As a Conservative activist, I have continued to speak to voters on the doorsteps since the referendum, and the overwhelming message from them is that the Government should get on with the job of leaving the EU and make the most of this opportunity. And to Blair, I say: no, “getting on with it” is not simply a “very powerful sentiment,” but a clear instruction to the Government to carry out the will of the people.

Just as Brexit means Brexit, sovereignty means sovereignty. During the referendum, this one central theme ran throughout the Leave campaign – taking back control of our laws, our borders and our money. Britons may not show it very often or shout it as loudly as some, but we are deeply patriotic and proud of our country and its achievements.

Criticising our country, down-playing our influence and being told we that we didn’t know what we voted for, has not only reaffirmed for many why they voted Leave, but also started to raise questions in the minds of some who voted Remain. Take, for example, former Remain supporter, Conservative MP Nick Boles, who recently tweeted:

“I will not be bullied by an arrogant Commission conspiring with opposition parties to undermine the elected UK government and the integrity of our union. Back in your box, Michel Barnier.”

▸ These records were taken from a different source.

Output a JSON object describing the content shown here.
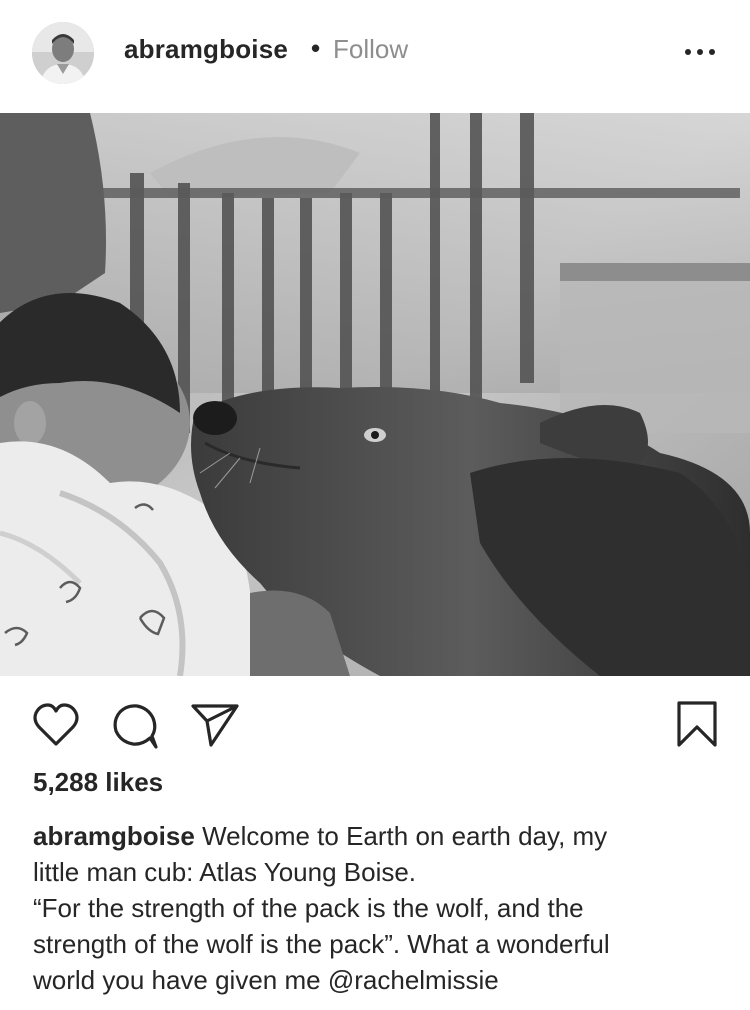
{
  "post": {
    "username": "abramgboise",
    "separator": "•",
    "follow_label": "Follow",
    "likes_text": "5,288 likes",
    "caption": {
      "username": "abramgboise",
      "line1": "Welcome to Earth on earth day, my",
      "line2": "little man cub: Atlas Young Boise.",
      "quote_line1": "“For the strength of the pack is the wolf, and the",
      "quote_line2": "strength of the wolf is the pack”. What a wonderful",
      "quote_line3_prefix": "world you have given me",
      "mention": "@rachelmissie"
    }
  },
  "icons": {
    "more": "more-options-icon",
    "like": "heart-icon",
    "comment": "comment-icon",
    "share": "send-icon",
    "save": "bookmark-icon"
  },
  "colors": {
    "text": "#262626",
    "muted": "#8e8e8e",
    "background": "#ffffff"
  }
}
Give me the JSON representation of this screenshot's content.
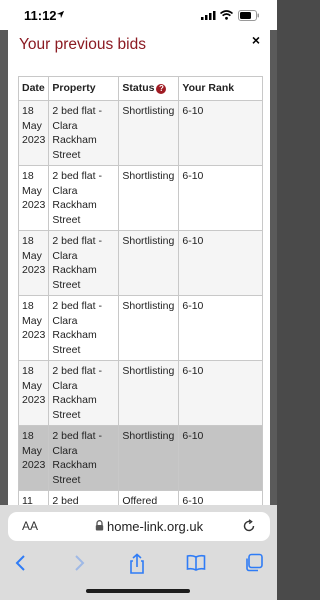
{
  "status_bar": {
    "time": "11:12"
  },
  "modal": {
    "title": "Your previous bids",
    "close_label": "×"
  },
  "table": {
    "headers": {
      "date": "Date",
      "property": "Property",
      "status": "Status",
      "rank": "Your Rank"
    },
    "status_help_glyph": "?",
    "rows": [
      {
        "date_line1": "18",
        "date_line2": "May",
        "date_line3": "2023",
        "prop_line1": "2 bed flat -",
        "prop_line2": "Clara",
        "prop_line3": "Rackham",
        "prop_line4": "Street",
        "status": "Shortlisting",
        "rank": "6-10"
      },
      {
        "date_line1": "18",
        "date_line2": "May",
        "date_line3": "2023",
        "prop_line1": "2 bed flat -",
        "prop_line2": "Clara",
        "prop_line3": "Rackham",
        "prop_line4": "Street",
        "status": "Shortlisting",
        "rank": "6-10"
      },
      {
        "date_line1": "18",
        "date_line2": "May",
        "date_line3": "2023",
        "prop_line1": "2 bed flat -",
        "prop_line2": "Clara",
        "prop_line3": "Rackham",
        "prop_line4": "Street",
        "status": "Shortlisting",
        "rank": "6-10"
      },
      {
        "date_line1": "18",
        "date_line2": "May",
        "date_line3": "2023",
        "prop_line1": "2 bed flat -",
        "prop_line2": "Clara",
        "prop_line3": "Rackham",
        "prop_line4": "Street",
        "status": "Shortlisting",
        "rank": "6-10"
      },
      {
        "date_line1": "18",
        "date_line2": "May",
        "date_line3": "2023",
        "prop_line1": "2 bed flat -",
        "prop_line2": "Clara",
        "prop_line3": "Rackham",
        "prop_line4": "Street",
        "status": "Shortlisting",
        "rank": "6-10"
      },
      {
        "date_line1": "18",
        "date_line2": "May",
        "date_line3": "2023",
        "prop_line1": "2 bed flat -",
        "prop_line2": "Clara",
        "prop_line3": "Rackham",
        "prop_line4": "Street",
        "status": "Shortlisting",
        "rank": "6-10"
      },
      {
        "date_line1": "11",
        "prop_line1": "2 bed",
        "status": "Offered",
        "rank": "6-10"
      }
    ]
  },
  "browser": {
    "aa_label": "AA",
    "url": "home-link.org.uk"
  },
  "colors": {
    "title": "#8b1a22",
    "help_icon": "#a01c24",
    "safari_blue": "#2f7cf6",
    "selected_row": "#c4c4c4"
  },
  "icons": [
    "location-arrow-icon",
    "cellular-signal-icon",
    "wifi-icon",
    "battery-icon",
    "help-icon",
    "close-icon",
    "lock-icon",
    "reload-icon",
    "back-icon",
    "forward-icon",
    "share-icon",
    "bookmarks-icon",
    "tabs-icon"
  ]
}
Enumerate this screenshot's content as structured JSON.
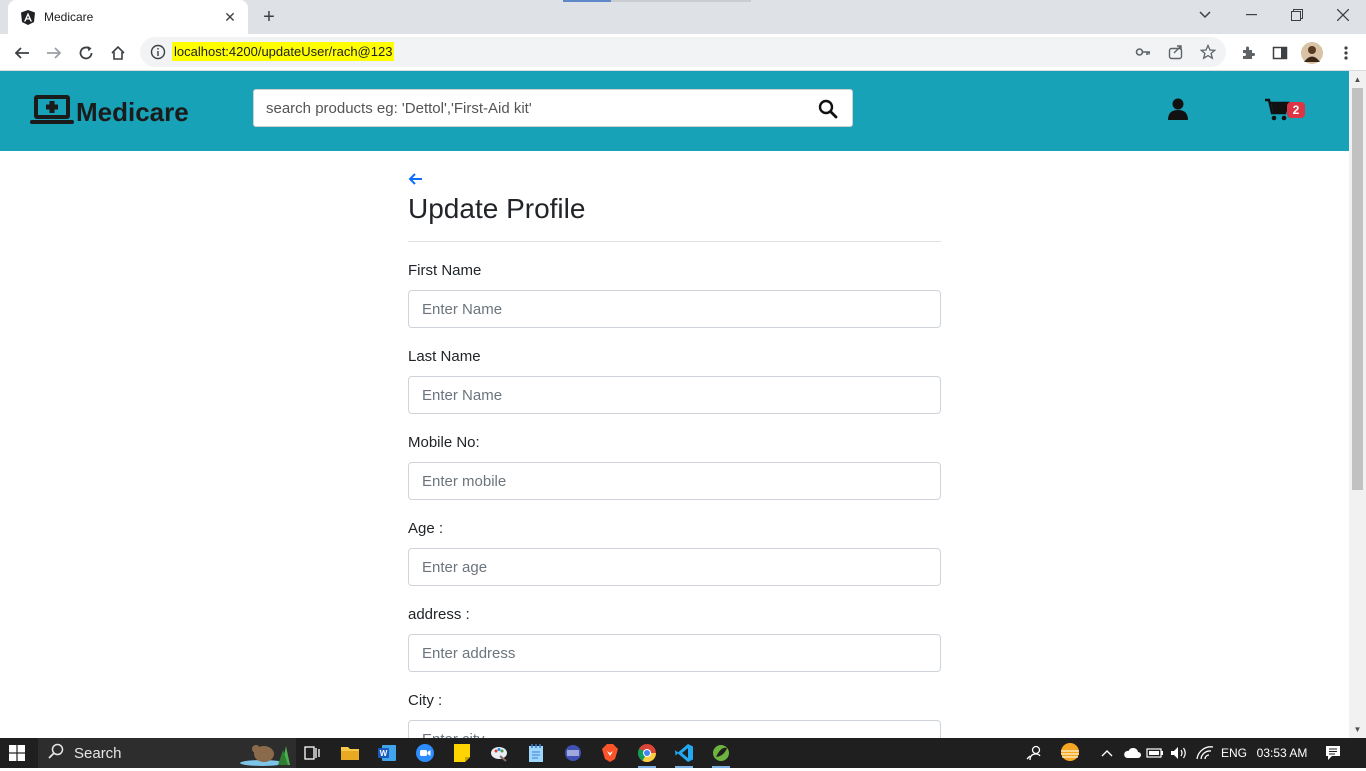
{
  "browser": {
    "tab_title": "Medicare",
    "url": "localhost:4200/updateUser/rach@123"
  },
  "header": {
    "brand": "Medicare",
    "search_placeholder": "search products eg: 'Dettol','First-Aid kit'",
    "cart_count": "2",
    "accent_color": "#17a2b8",
    "badge_color": "#dc3545"
  },
  "page": {
    "title": "Update Profile",
    "fields": [
      {
        "label": "First Name",
        "placeholder": "Enter Name"
      },
      {
        "label": "Last Name",
        "placeholder": "Enter Name"
      },
      {
        "label": "Mobile No:",
        "placeholder": "Enter mobile"
      },
      {
        "label": "Age :",
        "placeholder": "Enter age"
      },
      {
        "label": "address :",
        "placeholder": "Enter address"
      },
      {
        "label": "City :",
        "placeholder": "Enter city"
      }
    ]
  },
  "taskbar": {
    "search_label": "Search",
    "language": "ENG",
    "time": "03:53 AM"
  },
  "icons": {
    "back": "arrow-left-icon",
    "search": "search-icon",
    "user": "user-icon",
    "cart": "cart-icon",
    "brand": "medical-laptop-icon"
  }
}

Maybe, however, we owe these bullies our thanks, as they have helped to unite the Government, much of the opposition, and voters, against them. According to a recent survey carried out for the Telegraph, 67 per cent of individuals – regardless of their voting preference – agreed that “the EU is trying to bully the UK” in its approach to the talks. This does not come as a surprise and Michel Barnier would do well to take note, if he and the rest of the EU are genuine in their pursuit of a deal with the UK.

Leave supporters and the Government are clear that we want to continue to be strong friends and allies with EU member countries after the UK’s departure, but it has to work both ways. Posturing and bullying will, in the end, accomplish very little and it is that – not Brexit – that could damage relations between the UK and the EU.